Two weeks later I was a bridesmaid in an outdoor wedding. Due to the growing severity of my symptoms, the days leading up to the wedding, I started my IVIG treatments. The treatments left me with headaches, nausea and fatigue. I was urged to not do anything else while my body was adjusting to the treatments. But I didn’t care. I actually delayed one of my treatments that was scheduled the morning of the wedding. The night before the wedding I remember being in so much pain and discomfort. I made a little pallet in the bathroom and that is where I laid, crying and praying that I would be able to make it through the festivities next day. The last thing I wanted to do was pass out (or vom) during the ceremony or reception. Thankfully, my prayers were answered.
It was all good until…
The next weekend I went into the city and watched fireworks for 4th of July. After feeling sick for an entire day, I drove myself to the ER July 5th. I wasnt released from the hospital until July 8th. That was the first time I went to the hospital for my MG but definitely not my last.
When I was admitted, I was barely coherent. So I wasn’t able to give them all the necessary information other than I had MG and something was wrong. The neurologist on hand was not very familiar with MG. There is a blacklist of medications that you aren’t supposed to give a person with MG and of course they gave me a couple on that list. I’m not sure if any of you have every spent an extended amount of time in the hospital but if you haven’t consider yourself lucky and blessed.
I had a lot of time to think or maybe I was hallucinating. I replayed the events that led up to that moment, on about how my stubbornness to conform had landed me in a bed with wires, IVs and tubes sticking out of me. Having to admit to myself that my mother was right (Hate it when that happens!!) made me cringe. I shouldn’t have been going nonstop like that but I was so focused on not letting my diagnosis slow me down that it stopped me dead in my tracks.

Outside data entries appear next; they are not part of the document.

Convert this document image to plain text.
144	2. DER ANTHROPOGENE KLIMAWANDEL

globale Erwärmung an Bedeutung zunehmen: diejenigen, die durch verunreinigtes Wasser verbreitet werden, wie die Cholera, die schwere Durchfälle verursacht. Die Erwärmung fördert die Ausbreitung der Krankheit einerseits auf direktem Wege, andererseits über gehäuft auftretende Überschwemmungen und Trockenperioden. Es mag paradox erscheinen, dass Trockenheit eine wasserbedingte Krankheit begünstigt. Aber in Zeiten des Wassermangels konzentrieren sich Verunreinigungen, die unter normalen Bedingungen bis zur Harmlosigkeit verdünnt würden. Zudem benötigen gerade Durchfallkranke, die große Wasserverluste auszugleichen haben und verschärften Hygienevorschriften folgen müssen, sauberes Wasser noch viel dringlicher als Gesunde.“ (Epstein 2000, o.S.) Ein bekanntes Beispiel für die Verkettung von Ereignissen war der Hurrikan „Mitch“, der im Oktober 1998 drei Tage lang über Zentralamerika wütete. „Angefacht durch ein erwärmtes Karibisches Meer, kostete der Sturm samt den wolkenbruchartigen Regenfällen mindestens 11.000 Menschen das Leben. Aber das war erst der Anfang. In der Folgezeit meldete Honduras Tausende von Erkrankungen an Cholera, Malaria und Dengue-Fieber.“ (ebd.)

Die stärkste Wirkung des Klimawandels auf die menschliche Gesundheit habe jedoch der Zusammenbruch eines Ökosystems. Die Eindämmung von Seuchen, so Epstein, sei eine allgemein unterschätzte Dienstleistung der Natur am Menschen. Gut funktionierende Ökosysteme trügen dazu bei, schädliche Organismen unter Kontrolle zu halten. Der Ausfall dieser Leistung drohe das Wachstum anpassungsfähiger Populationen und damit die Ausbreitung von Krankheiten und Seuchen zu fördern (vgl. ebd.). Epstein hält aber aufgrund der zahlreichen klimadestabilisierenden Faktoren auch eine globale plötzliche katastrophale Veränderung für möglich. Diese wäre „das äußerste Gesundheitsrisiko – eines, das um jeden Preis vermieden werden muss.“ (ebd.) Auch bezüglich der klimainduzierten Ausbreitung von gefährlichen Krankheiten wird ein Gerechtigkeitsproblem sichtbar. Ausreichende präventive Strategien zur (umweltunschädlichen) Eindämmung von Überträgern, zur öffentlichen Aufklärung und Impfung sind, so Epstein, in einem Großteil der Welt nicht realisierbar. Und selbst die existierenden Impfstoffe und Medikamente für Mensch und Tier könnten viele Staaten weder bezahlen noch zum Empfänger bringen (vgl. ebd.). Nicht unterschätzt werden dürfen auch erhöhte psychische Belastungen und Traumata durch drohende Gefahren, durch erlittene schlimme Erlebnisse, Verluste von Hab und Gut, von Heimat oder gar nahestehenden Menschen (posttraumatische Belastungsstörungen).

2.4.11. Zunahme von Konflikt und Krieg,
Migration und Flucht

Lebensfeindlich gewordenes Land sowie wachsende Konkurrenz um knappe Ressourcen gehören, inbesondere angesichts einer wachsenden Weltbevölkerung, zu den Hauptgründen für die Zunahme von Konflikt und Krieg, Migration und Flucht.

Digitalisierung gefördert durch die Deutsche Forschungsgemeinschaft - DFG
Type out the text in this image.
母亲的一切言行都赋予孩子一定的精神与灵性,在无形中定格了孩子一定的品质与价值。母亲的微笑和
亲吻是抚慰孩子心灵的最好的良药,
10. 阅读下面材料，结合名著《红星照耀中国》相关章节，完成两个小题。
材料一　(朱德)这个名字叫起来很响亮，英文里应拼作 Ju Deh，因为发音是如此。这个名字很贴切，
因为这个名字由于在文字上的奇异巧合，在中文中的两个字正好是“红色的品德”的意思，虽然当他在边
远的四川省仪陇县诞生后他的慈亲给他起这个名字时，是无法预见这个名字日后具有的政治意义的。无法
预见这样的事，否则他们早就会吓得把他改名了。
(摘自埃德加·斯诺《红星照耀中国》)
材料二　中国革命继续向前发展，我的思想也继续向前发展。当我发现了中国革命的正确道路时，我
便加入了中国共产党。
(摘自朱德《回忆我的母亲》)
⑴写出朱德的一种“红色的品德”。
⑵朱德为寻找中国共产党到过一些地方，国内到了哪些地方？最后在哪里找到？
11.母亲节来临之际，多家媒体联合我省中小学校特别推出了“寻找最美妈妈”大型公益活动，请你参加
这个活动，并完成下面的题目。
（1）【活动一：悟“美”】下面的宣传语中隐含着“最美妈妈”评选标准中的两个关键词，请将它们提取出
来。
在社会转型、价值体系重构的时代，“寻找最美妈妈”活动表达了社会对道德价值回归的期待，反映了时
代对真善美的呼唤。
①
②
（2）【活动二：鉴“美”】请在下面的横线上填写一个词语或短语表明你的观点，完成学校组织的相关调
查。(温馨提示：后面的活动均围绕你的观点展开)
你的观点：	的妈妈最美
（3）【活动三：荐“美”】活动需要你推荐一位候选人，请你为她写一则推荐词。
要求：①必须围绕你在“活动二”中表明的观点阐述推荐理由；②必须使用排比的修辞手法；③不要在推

Myasthenia Gravis Summer From Now On
This summer I have planned to do nothing. Seriously, those are my plans. Do little to nothing. Many people don’t realize how difficult it is to do nothing. I used to view it as laziness but I’ve come to view it now as solace and restoration. It’s apart of my treatment plan: Self Care. On the rare chance I decide to do something, it will be another few weeks before I decide to do something else. I schedule in plenty of rest time.
One of the most annoying and frustrating things (for me) is that people who know about my diagnosis will still try to pressure me to do things. A couple of weeks ago my office had a picnic and I declined to go. Do you know that minutes before the event was supposed to start, people were still trying to persuade me to go? I’ve even had friends try to guilt me into doing things with them by making comments like I suck for declining their invites. If it’s outside in the sun or is scheduled too close to another event of mine I won’t be there. Sorry. I’m not going to risk my health to make you happy. Call it what you want, but call me at home ok?
Lessons Learned about Summers with MG
Don’t get me wrong. I have my days when I suffer with major FOMO (fear of missing out). I see all of my friends having fun and living it up and it stirs up feelings of resentment towards my situation. But then I reflect back on last summer. It’s just not worth it.
Being able to recognize my limitations is a sign of growth and I’m super proud of myself. I’m not a hermit. If I was going to label it, I’d say I am just very selective in the events I participate in.
Can anybody else relate? What’s on your summer to do list? How do you manage your social calendar with your MG/autoimmune disease?